WatchMojo CEO Ashkan Karbasfrooshan discusses the impact that the move to ad-supported models would have on streaming services.
Last month, Netflix announced that it was exploring options to implement ad-supported plans. The move would be groundbreaking for the streaming giant and present healthcare marketers with significant advertising opportunities to appeal to hard-to-reach consumers in a fragmented media environment.

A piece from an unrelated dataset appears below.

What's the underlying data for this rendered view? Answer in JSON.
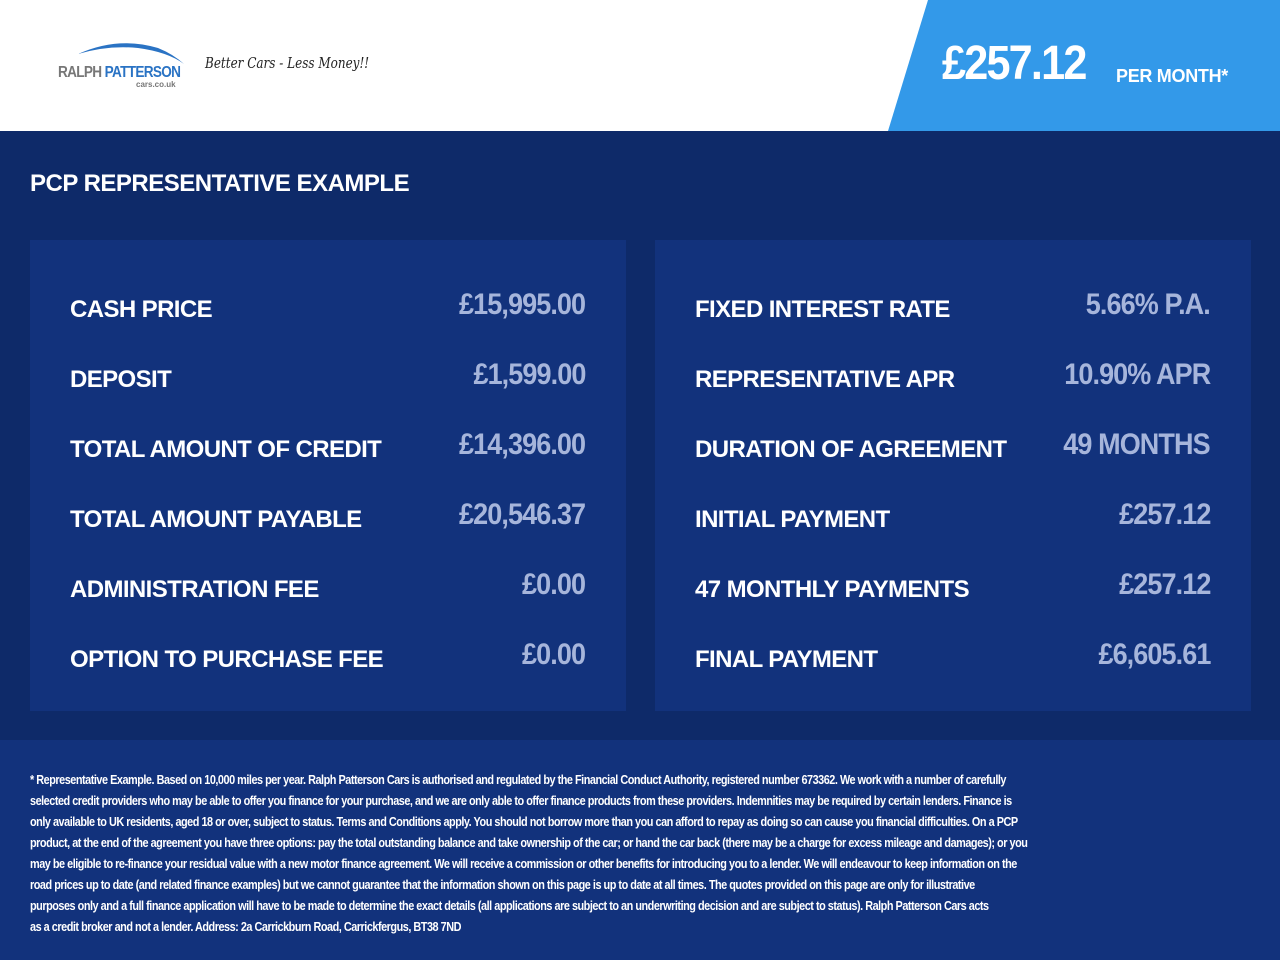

MM+M spoke with Askan Karbasfrooshan, CEO of WatchMojo, about what the move to ad-supported models will mean for streaming services, how it will affect the future of content and what marketers can do to make the most of it. This interview has been lightly edited for length and clarity.
MM+M: What do you think of Netflix’s public consideration of an ad-supported model? What does it mean for the future of streaming services?
Karbasfrooshan: The entire point of advertising is that it disrupts the viewer experience, it’s not meant to be bespoke. During the “golden era of streaming television,” this didn’t align with Netflix’s positioning. But as industries and companies evolve from one life stage to another, realities change. So this is a reflection of not only a maturing industry and company, but that advertising is moving online even though people spend a lot of time-consuming content in subscription environments.
This bottleneck represents a massive economic opportunity that hitherto Netflix could resist, but no more. My guess is this will happen sooner since the company tested with promotional or house ads. Ultimately, ad support in OTT [over-the-top] media, be it AVOD [advertising-based video on demand] or FAST [free ad-supported television], will be much bigger than SVOD [subscription video on demand].
Netflix can no longer resist, especially since ad-supported models will be needed for international markets, despite the fact that the average revenue per user in international markets will be lower than in the U.S. The long-term impact is a faster acceleration of shift of TV dollars and a larger total addressable market.
What impact would an embrace of ad-tier streaming mean for marketers, specifically those in the healthcare industry?
This is nothing new: Hulu, Roku, Pluto, Tubi and Paramount+ have been offering ad-supported streaming for years. Healthcare is unique in that it requires a bit more oversight, disclaimers and regulatory approvals. In that sense, I think that whereas the web was previously a bit of the Wild Wild West, in health, TV’s rules and regulations will port over to streaming.
However, ads on smaller niche sites, especially in text environments, will remain a bit more anything-goes. You will see those disclaimers you hear at the end of TV health spots online. Otherwise, the big sponsors will not shift as much of their budgets online.
What is the most overlooked ongoing media trend that marketers should be paying attention to?
That brand safety is in the eye of the beholder, for one. With the rise of the so-called creator economy, which is just a mix of influencers becoming more professional and ‘solopreneurs’ using content for marketing, I think you will see a new layer of programming that may present better ROI.
If we hit a recession and ad spending from Fortune 500 marketers scales back, I think small and medium-sized businesses will step in and fill that void, but only so long as ROI makes sense. Secondly, international audiences have always been a bit of an afterthought for American brands and publishers – but while the revenue per user is lower, it adds a ton of reach. Given the rise of programmatic content, it could optimize total revenues.
Where do you see the state of content in the next two to three years? What does it look like and how do marketers need to adjust?
As it relates to form, video has replaced text and display. While social media disrupted search a bit, you will see a dramatic acceleration of video advertising. That will largely be fueled by that so-called UGC [user-generated content] 2.0, which is creator or influencer content that will be more polished and more in-tune with the format, pace, length and style that audiences will expect to see.
As it relates to length, we will have a bit of a barbell phenomenon. At one end, 15 years ago, grainy UGC videos gave way to professionally produced, longer cooking recipes, makeup tutorials and DIY tips. Now those are becoming even faster and sharper on TikTok and Instagram. We have moved from long-form content to three- to 10-minute content to now less than one-minute content. This will only accelerate as users have shorter attention spans.
On the other end, the rise of FAST also means there’s a need for long-form content mimicking content. A lot of the established creators of YouTube will start to look at FAST for new distribution and monetization opportunities as the young crop of creators embrace shorter-length content for new platforms like TikTok.